Knockdown efficiency was determined by qPCR. siRNA sequences (in sense format) for
knockdowns were as follows:
SChLAP1 siRNA 1: CCAAUGAUGAGGAGCGGGA
SChLAP1 siRNA 2: CUGGAGAUGGUGAACCCAA
SNF5 siRNA 5: GUGACGAUCUGGAUUUGAA
SNF5 siRNA 7: GAUGACGCCUGAGAUGUUU
72 hours post-transfection, cells were trypsinized, counted with a Coulter counter,
and diluted to 1 million cells/mL.
Overexpression studies
SChLAP1 full length transcript was amplified from LNCaP cells and cloned into the
pLenti6 vector (Invitrogen) along with LacZ controls. Insert sequences were confirmed
by Sanger sequencing at the University of Michigan Sequencing Core. Lentiviruses were
generated at the University of Michigan Vector Core. The benign immortalized prostate
cell line RWPE was infected with lentiviruses expressing SChLAP1 or LacZ and stable
pools and clones were generated by selection with blasticidin (Invitrogen). Similarly,
the immortalized cancer cell line 22Rv1 was infected with lentiviruses expressing
SChLAP1 or LacZ and stable pools were generated by selection with blasticidin (Invitrogen).
Cell proliferation assays
72 hours post-transfection with siRNA, cells were trypsinized, counted with a Coulter
counter, and diluted to 1 million cells/mL. For proliferation assays, 10,000 cells
were plated in 24-well plates and grown in regular media. 48 and 96 hours post-plating,
cells were harvested by trypsinizing and counted using a Coulter counter. All assays
were performed in quadruplicate.
Basement Membrane Matrix Invasion Assays
For invasion assays, cells were treated with the indicated siRNAs and 72 hours post-transfection,
cells were trypsinized, counted with a Coulter counter, and diluted to 1 million cells/mL.

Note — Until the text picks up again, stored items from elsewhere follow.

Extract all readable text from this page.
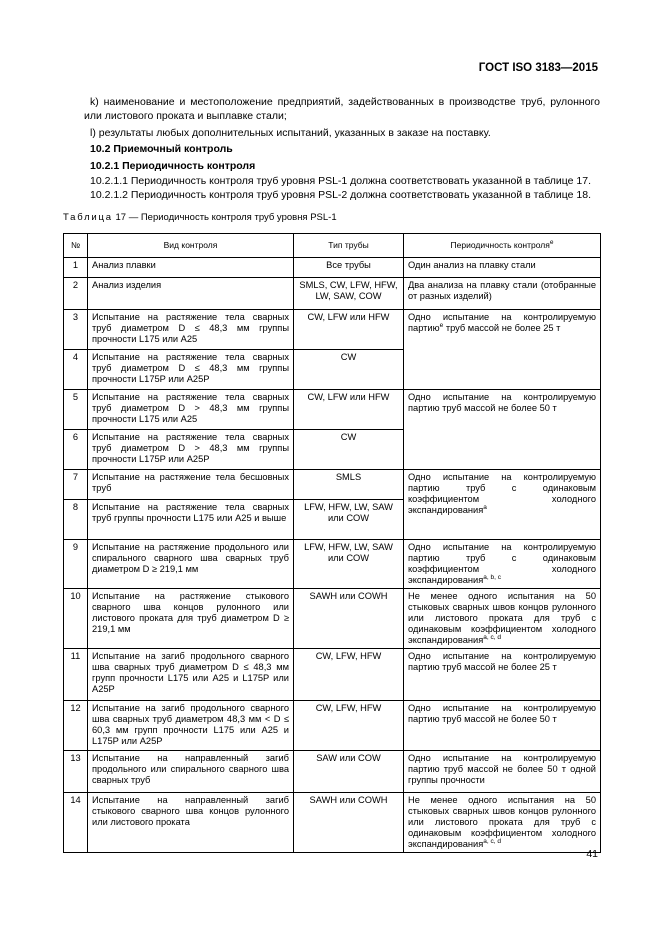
ГОСТ ISO 3183—2015

k) наименование и местоположение предприятий, задействованных в производстве труб, рулонного или листового проката и выплавке стали;

l) результаты любых дополнительных испытаний, указанных в заказе на поставку.

10.2 Приемочный контроль
10.2.1 Периодичность контроля
10.2.1.1 Периодичность контроля труб уровня PSL-1 должна соответствовать указанной в таблице 17.
10.2.1.2 Периодичность контроля труб уровня PSL-2 должна соответствовать указанной в таблице 18.
Таблица 17 — Периодичность контроля труб уровня PSL-1
№	Вид контроля	Тип трубы	Периодичность контроля$^e$
1	Анализ плавки	Все трубы	Один анализ на плавку стали
2	Анализ изделия	SMLS, CW, LFW, HFW, LW, SAW, COW	Два анализа на плавку стали (отобранные от разных изделий)
3	Испытание на растяжение тела сварных труб диаметром D ≤ 48,3 мм группы прочности L175 или A25	CW, LFW или HFW	Одно испытание на контролируемую партию$^e$ труб массой не более 25 т
4	Испытание на растяжение тела сварных труб диаметром D ≤ 48,3 мм группы прочности L175P или A25P	CW	
5	Испытание на растяжение тела сварных труб диаметром D > 48,3 мм группы прочности L175 или A25	CW, LFW или HFW	Одно испытание на контролируемую партию труб массой не более 50 т
6	Испытание на растяжение тела сварных труб диаметром D > 48,3 мм группы прочности L175P или A25P	CW	
7	Испытание на растяжение тела бесшовных труб	SMLS	Одно испытание на контролируемую партию труб с одинаковым коэффициентом холодного экспандирования$^a$
8	Испытание на растяжение тела сварных труб группы прочности L175 или A25 и выше	LFW, HFW, LW, SAW или COW	
9	Испытание на растяжение продольного или спирального сварного шва сварных труб диаметром D ≥ 219,1 мм	LFW, HFW, LW, SAW или COW	Одно испытание на контролируемую партию труб с одинаковым коэффициентом холодного экспандирования$^{a, b, c}$
10	Испытание на растяжение стыкового сварного шва концов рулонного или листового проката для труб диаметром D ≥ 219,1 мм	SAWH или COWH	Не менее одного испытания на 50 стыковых сварных швов концов рулонного или листового проката для труб с одинаковым коэффициентом холодного экспандирования$^{a, c, d}$
11	Испытание на загиб продольного сварного шва сварных труб диаметром D ≤ 48,3 мм групп прочности L175 или A25 и L175P или A25P	CW, LFW, HFW	Одно испытание на контролируемую партию труб массой не более 25 т
12	Испытание на загиб продольного сварного шва сварных труб диаметром 48,3 мм < D ≤ 60,3 мм групп прочности L175 или A25 и L175P или A25P	CW, LFW, HFW	Одно испытание на контролируемую партию труб массой не более 50 т
13	Испытание на направленный загиб продольного или спирального сварного шва сварных труб	SAW или COW	Одно испытание на контролируемую партию труб массой не более 50 т одной группы прочности
14	Испытание на направленный загиб стыкового сварного шва концов рулонного или листового проката	SAWH или COWH	Не менее одного испытания на 50 стыковых сварных швов концов рулонного или листового проката для труб с одинаковым коэффициентом холодного экспандирования$^{a, c, d}$
41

Cells were seeded onto the basement membrane matrix (EC matrix, Chemicon, Temecula,
CA) present in the insert of a 24 well culture plate. Fetal bovine serum was added
to the lower chamber as a chemo-attractant. After 48 hours, the non-invading cells
and EC matrix were gently removed with a cotton swab. Invasive cells located on the
lower side of the chamber were stained with crystal violet, air-dried and photographed.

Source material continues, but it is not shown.